Diese Zentren waren vormals unter der Bezeichnung Centri di identificazione ed espulsione (CIE) bekannt (GDP 18.1.2018).
Quellen:
-
AIDA - Asylum Information Database (21.3.2018): Italian Council for Refugees (CIR) / Association
for Legal Studies on Immigration (ASGI): Country Report: Italy,
http://www.asylumineurope.org/sites/default/files/report-download/aida it 2017update.pdf, Zugriff
3.8.2018
-
CoE-CPT - Council of Europe - European Committee for the Prevention of Torture and Inhuman
or Degrading Treatment or Punishment (10.4.2018): Report to the Italian Government on the visit to Italy carried out by the European Committee for the Prevention of Torture and Inhuman or Degrading Treatment or Punishment (CPT) from 7 to 13 June 2017,
https://www.ecoi.net/en/file/local/1428908/1226_1523350206_2018-13-inf-eng-docx.pdf.
Zugriff
21.9.2018
-
GDP - Global Detention Project (18.1.2018): Immigration Detention in Italy,
https://www.globaldetentionproject.org/wp-content/uploads/2017/11/GDP-Immigration-Detention-
Report-2018.pdf, Zugriff 21.9.2018
-
MSF - Medecins Sans Frontieres (8.2.2018): "Out of sight" - Second edition,
https://www.ecoi.net/de/dokument/1424506.html. Zugriff 19.9.2018
-
USDOS - US Department of State (20.4.2018): Country Report on Human Rights Practices 2017: Italy, https://www.ecoi.net/de/dokument/1430262.html. Zugriff 24.9.2018
-
VB des BM.I Italien (24.9.2018): Bericht des VB, per E-Mail
6.2. Dublin-Rückkehrer
Dublin-Rückkehrer die noch nicht in Italien offiziell untergebracht waren, haben Zugang zu Unterbringung. Eine allgemeine Aussage, wie lange es dauert bis tatsächlich ein Platz gefunden ist, ist nicht möglich. Aufgrund von mangelnder Information der Rückkehrer am Flughafen zum Wiedereintritt in das italienische Unterbringungssystem, Fragmentierung des Systems und Platzknappheit, dauert es tendenziell länger. Berichten zufolge kommt es auch vor, dass DublinRückkehrer nicht untergebracht werden und sich daher selbst um ihre Unterbringung - mitunter in Behelfssiedlungen - kümmern müssen. Wenn Rückkehrer in Italien bereits einmal offiziell untergebracht waren und diese Unterbringung einfach verlassen haben, kann dies zu Problemen führen. Wenn diese Personen nach Rückkehr einen Antrag auf Unterbringung stellen, kann dieser von der zuständigen Präfektur abgelehnt werden. Gestützt auf Daten aus dem Jahr 2016, denen auch für 2017 Gültigkeit bescheinigt wird, bezeichnen NGOs den Zugang von Dublin-Rückkehrern, auch von Familien mit Kindern, zu Unterbringung in Italien, als willkürlich (AIDA 21.3.2018). Die NGO Baobab Experience betreibt in Rom ein informelles Migrantencamp und berichtet von einer
Zunahme von Dublin-Rückkehrer, Antragstellern die das offizielle Unterbringungssystem verlassen müssen weil sie die maximale Unterbringungsdauer erreicht haben und Inhabern eines Schutztitels unter den von ihnen Betreuten (MSF 8.2.2018).

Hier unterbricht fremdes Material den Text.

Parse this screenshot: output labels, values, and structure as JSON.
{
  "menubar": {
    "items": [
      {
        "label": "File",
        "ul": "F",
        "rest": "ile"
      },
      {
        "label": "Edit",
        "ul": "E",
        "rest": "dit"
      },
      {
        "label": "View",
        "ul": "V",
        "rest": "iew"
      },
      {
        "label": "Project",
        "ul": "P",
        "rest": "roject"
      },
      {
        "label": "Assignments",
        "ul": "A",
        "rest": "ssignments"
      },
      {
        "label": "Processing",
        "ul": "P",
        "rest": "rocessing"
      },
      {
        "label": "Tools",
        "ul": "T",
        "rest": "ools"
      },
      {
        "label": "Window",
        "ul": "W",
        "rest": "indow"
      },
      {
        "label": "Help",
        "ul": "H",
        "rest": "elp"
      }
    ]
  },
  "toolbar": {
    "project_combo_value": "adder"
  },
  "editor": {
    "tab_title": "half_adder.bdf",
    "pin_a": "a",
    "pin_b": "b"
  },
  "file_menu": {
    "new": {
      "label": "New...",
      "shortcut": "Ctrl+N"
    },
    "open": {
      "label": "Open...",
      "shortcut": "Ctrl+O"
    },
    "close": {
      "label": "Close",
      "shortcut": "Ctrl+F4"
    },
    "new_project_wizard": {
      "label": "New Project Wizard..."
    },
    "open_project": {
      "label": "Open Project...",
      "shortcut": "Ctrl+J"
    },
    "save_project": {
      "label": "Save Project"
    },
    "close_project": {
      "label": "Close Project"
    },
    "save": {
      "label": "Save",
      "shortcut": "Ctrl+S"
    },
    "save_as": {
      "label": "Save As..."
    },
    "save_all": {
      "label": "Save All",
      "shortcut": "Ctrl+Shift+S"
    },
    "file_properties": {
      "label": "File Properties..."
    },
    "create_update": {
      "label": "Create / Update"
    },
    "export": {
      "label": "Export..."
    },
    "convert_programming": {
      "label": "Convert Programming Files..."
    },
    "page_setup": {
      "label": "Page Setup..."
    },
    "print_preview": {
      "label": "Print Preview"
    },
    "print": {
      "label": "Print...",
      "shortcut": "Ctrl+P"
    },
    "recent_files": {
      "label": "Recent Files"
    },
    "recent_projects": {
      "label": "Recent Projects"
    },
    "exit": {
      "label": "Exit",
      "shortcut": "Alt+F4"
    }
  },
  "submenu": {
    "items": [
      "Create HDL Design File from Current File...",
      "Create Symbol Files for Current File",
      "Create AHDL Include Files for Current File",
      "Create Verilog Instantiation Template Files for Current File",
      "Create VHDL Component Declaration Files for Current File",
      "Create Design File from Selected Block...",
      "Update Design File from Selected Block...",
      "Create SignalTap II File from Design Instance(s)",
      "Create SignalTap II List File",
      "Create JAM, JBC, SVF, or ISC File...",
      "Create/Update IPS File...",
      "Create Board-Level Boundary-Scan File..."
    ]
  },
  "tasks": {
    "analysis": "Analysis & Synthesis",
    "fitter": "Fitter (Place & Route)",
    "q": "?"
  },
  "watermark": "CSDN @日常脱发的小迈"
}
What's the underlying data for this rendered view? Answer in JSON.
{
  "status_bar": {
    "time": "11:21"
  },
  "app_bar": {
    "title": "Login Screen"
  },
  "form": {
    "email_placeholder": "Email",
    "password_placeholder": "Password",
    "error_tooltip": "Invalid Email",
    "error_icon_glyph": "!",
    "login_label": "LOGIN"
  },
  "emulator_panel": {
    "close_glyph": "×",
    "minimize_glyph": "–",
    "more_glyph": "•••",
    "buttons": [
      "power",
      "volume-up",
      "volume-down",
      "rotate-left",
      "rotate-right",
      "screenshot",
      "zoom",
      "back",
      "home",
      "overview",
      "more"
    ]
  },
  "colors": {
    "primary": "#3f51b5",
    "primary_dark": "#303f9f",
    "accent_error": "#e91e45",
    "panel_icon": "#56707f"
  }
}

Im Sinne des Tarakhel-Urteils des EGMR stellte Italien im Februar 2015 in einem Rundbrief eine Liste von SPRAR-Einrichtungen zur Verfügung, welche für die Unterbringung von Familien geeignet sind, die als Dublin-Rückkehrer nach Italien zurückkehren. Zuletzt wurde am 4. Juli 2018 ein neuer Rundbrief versendet und die Liste aktualisiert. Diese umfasst nun 19 SPRAR-Projekte mit zusammen 79 Unterbringungsplätzen, welche für die Unterbringung von Familien mit Kindern im Rahmen der Dublin-Rückkehr reserviert sind (MdI 4.7.2018).